Wieder führt die Erzählerin Brigitte Carlsen äußert stimmungsvoll in das Geschehen ein. In diesen Szenen kommt auch die elegante Sprache Chestertons voll zur Geltung.

Die Geschichte an sich ist sehr übersichtlich aufgebaut, alle vorgebrachten Theorien klingen zunächst glaubwürdig, was das Mordmotiv angeht, doch ebenso plausibel werden die Beschuldigungen stets wieder entkräftet. Und man sieht Pater Brown förmlich vor sich, der sich alles anhört, parallel jedoch scheinbar unbeteiligt seine Blicke schweifen lässt, sich alles genau besieht und sich eine eigene Theorie über den Vorfall bildet.

Hier kommt die starke Besetzung zum Tragen, die ohne jede Effekt-Hilfe tatsächlich mit ihren Stimmen schauspielern muss. Lediglich der Schmied, der später einmal herrschsüchtig genannt wird, drückt sich unpassend hochsprachlich und gewählt aus.

DAS HÖRBUCH
Die Winterzeit-Politik, ihre Hörprodukte – aus welchen Grund auch immer – vorwiegend als inszeniertes Hörbuch oder inszenierte Lesung zu betiteln ist im Fall PATER BROWN eine deutliche Untertreibung. Man hat hier ein eindeutiges Hörspiel vor sich, das mit einer Erzählerin, verteilten Rollen und eigens komponierter Musik aufwartet. Wie von Winterzeit gewohnt, brillant inszeniert und insgesamt einfach eine runde Sache.

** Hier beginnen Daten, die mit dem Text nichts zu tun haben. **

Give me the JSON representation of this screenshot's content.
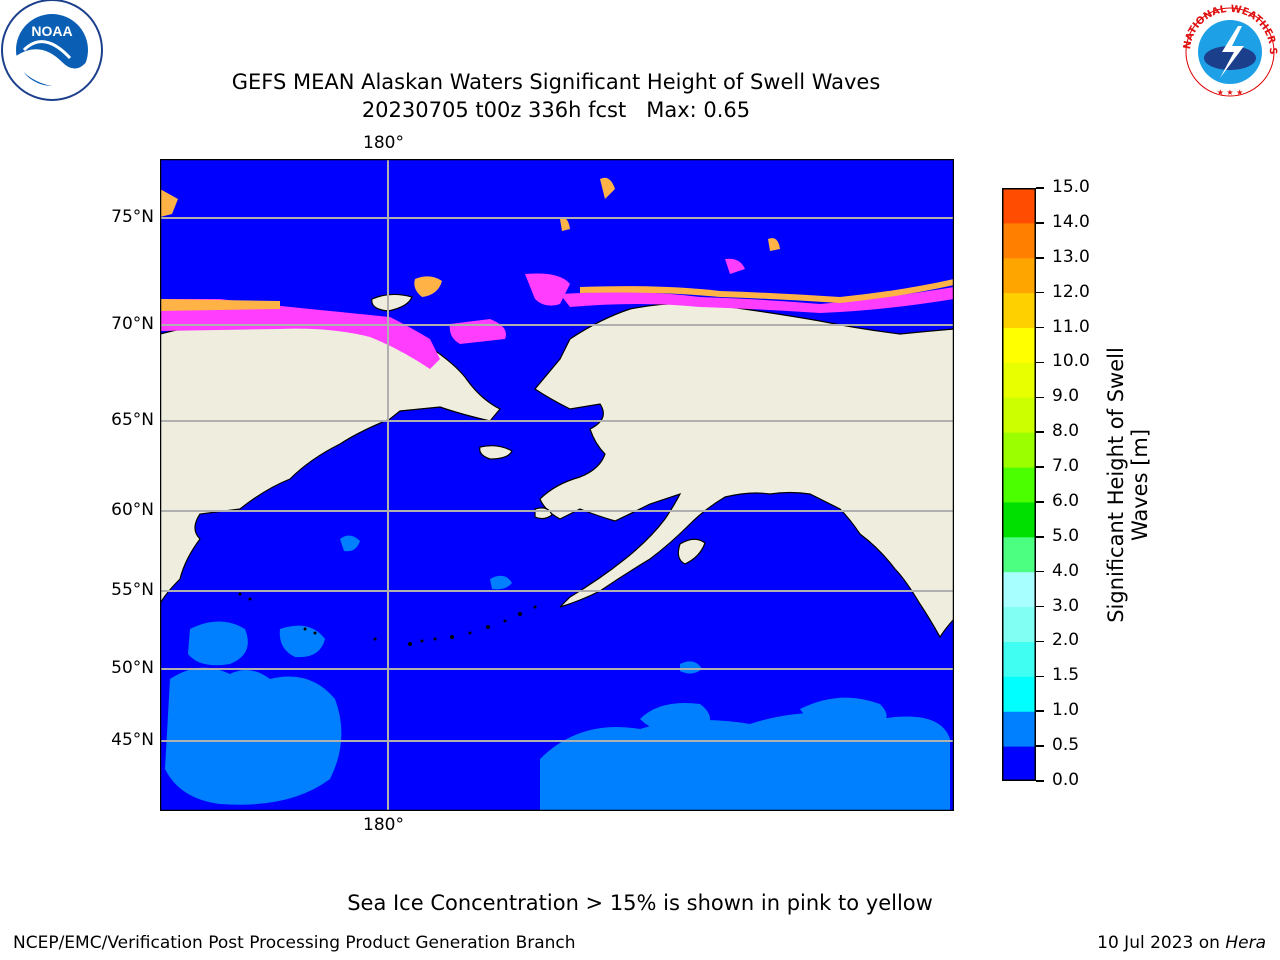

Für eingefleischt Hörspiel-Fans zitiert der Pater am Ende sogar aus „Sherlock Holmes“, den er hinter dem Mikrofon hier in stimmlicher Gestalt von Till Hagen (SHERLOCK HOLMES CHRONICLES) trifft.

FAZIT
Wunderbar entschleunigtes Krimi-Hörspiel für alle die keine Action satt benötigen, um sich gepflegt unterhalten zu lassen.